Stunned by the viciousness of the attack, Gideon stared at his brother. After fifty-six years of knowing him, he didn’t really know him at all. But what was worse than that, what struck him with an almost physical impact, was the recognition that although Theo was wrong on the level of reality, he was right on the level of dreams.

His face like stone, he said, ‘Don’t be a fool, Theo.’

Then he had walked out and, coming back to London, had told Amy everything. It had hurt and shamed him to discover that she had already guessed most of it, and didn’t love him less. He hadn’t seen Theo since.

With a sigh, he went back to Luke’s manuscript. Where he discovered how his grandfather, Duncan Lauriston, had died. And discovered, too, that Vilia had once thought of marrying Luke Telfer himself.

It was a long time since he had been so surprised by anything. She couldn’t have loved him; she hadn’t even liked him very much. Could it have been for Kinveil, as early as that? It was only in recent years that he had become conscious that she was more than just extravagantly fond of the place, despite her talk on that long-ago day about her ‘dark and distant shore’. To live with people for so long, to pride oneself on one’s understanding, and then to discover how little one knew of them after all!

After a while, he let out a little gust of breath and began putting all the papers back in their box. It didn’t matter now. Mungo Telfer had been right, and most of the people Luke had written about were safely underground, even if it was no longer necessary for their coffins to be locked in iron frames to foil the bodysnatchers. Everyone except Vilia, who was eighty-three years old and past the age of caring.

He wondered, again, how much Theo had known or guessed of all this. Inquisitive, perceptive Theo. Perhaps it was time for them to make their peace. Next spring, Gideon thought, he would take Amy and Steven up to Kinveil when Theo would be there.

He snapped the lock on the box, and it sounded like the death knell of a past world. Irrelevant now. So irrelevant, all of it.

2

He was quite wrong about that, although he didn’t know until he was told.

In November, Polly brought him a letter that had just been delivered by hand. Fearful of losing track of a rather complicated piece of syntax, he finished his sentence before he opened it. There was a single sheet of paper inside, with a newspaper clipping attached; not from one of the nationals, his practised eye told him. He glanced at the signature on the letter.

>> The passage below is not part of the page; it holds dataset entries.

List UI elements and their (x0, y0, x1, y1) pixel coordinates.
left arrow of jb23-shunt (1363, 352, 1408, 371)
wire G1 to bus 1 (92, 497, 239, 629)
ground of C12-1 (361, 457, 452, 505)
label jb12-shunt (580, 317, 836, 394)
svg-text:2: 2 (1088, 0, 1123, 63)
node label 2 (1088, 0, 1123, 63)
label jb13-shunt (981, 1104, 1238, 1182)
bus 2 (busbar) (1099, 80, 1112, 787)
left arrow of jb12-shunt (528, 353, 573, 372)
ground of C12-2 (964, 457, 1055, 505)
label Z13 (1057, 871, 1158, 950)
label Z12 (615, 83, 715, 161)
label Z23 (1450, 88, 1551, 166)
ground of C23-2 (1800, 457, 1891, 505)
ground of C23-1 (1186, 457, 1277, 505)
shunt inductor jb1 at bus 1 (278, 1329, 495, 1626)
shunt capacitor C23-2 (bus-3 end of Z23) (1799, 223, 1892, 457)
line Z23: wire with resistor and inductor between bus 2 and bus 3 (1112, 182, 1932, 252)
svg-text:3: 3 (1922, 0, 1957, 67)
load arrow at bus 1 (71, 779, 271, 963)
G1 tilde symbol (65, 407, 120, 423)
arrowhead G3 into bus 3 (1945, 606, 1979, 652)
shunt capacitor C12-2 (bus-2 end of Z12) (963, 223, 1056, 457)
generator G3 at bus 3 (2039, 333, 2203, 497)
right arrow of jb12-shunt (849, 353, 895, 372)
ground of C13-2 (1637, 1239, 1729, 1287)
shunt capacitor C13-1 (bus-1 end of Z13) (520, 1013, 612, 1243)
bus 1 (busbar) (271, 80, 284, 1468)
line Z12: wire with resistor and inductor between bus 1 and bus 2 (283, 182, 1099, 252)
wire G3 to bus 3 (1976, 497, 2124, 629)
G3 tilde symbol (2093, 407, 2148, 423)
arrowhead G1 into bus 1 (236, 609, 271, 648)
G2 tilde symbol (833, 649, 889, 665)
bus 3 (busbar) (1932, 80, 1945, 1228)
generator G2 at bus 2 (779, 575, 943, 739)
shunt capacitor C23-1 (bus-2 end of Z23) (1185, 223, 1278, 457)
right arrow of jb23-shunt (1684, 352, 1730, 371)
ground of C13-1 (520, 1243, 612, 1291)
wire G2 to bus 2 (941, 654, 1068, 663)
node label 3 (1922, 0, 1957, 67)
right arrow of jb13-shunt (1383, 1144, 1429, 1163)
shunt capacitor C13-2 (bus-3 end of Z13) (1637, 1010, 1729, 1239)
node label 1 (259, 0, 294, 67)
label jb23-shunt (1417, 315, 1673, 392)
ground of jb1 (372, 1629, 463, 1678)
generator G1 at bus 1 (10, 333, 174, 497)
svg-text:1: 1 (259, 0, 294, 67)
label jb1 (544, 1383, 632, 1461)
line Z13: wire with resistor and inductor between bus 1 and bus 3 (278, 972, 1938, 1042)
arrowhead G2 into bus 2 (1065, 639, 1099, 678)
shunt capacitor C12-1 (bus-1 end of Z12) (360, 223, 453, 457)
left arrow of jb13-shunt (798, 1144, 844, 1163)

It was a moment before he placed the name, but it woke him up abruptly. Dominic Harvey. Lavinia’s first husband, and Theo’s ‘friend’.

Dear Lauriston – Although we have never met, you may recall that I was for some time married to your niece Lavinia, and that I have been acquainted with your brother for many years. I am writing to you now because I have always understood you to have a generous disposition, and I find myself temporarily embarrassed. That sounds misleading. In fact, I ask not for myself, but for a young connection of yours, Jay Barber, who urgently needs assistance. I imagine you may not have seen the enclosed item from one of the suburban papers. The nationals have not yet got hold of it, or else may have been silenced; the latter, possibly, since I understand that a minor member of the royal family is involved. But it is imperative for Jay to leave the country until the fuss dies down. I would, of course, have applied to your brother for funds, if time had permitted. As it is, if you should have fifty pounds about you, that would suffice to see Jay across the Channel. May I say again that the matter is urgent. I imagine that your first instinct might be to come here yourself, but I beg you will not. Jay is in a highly nervous state, and in no condition to face someone whom he is convinced must disapprove unequivocally of the whole unfortunate affair. Yours &c – Dominic Harvey.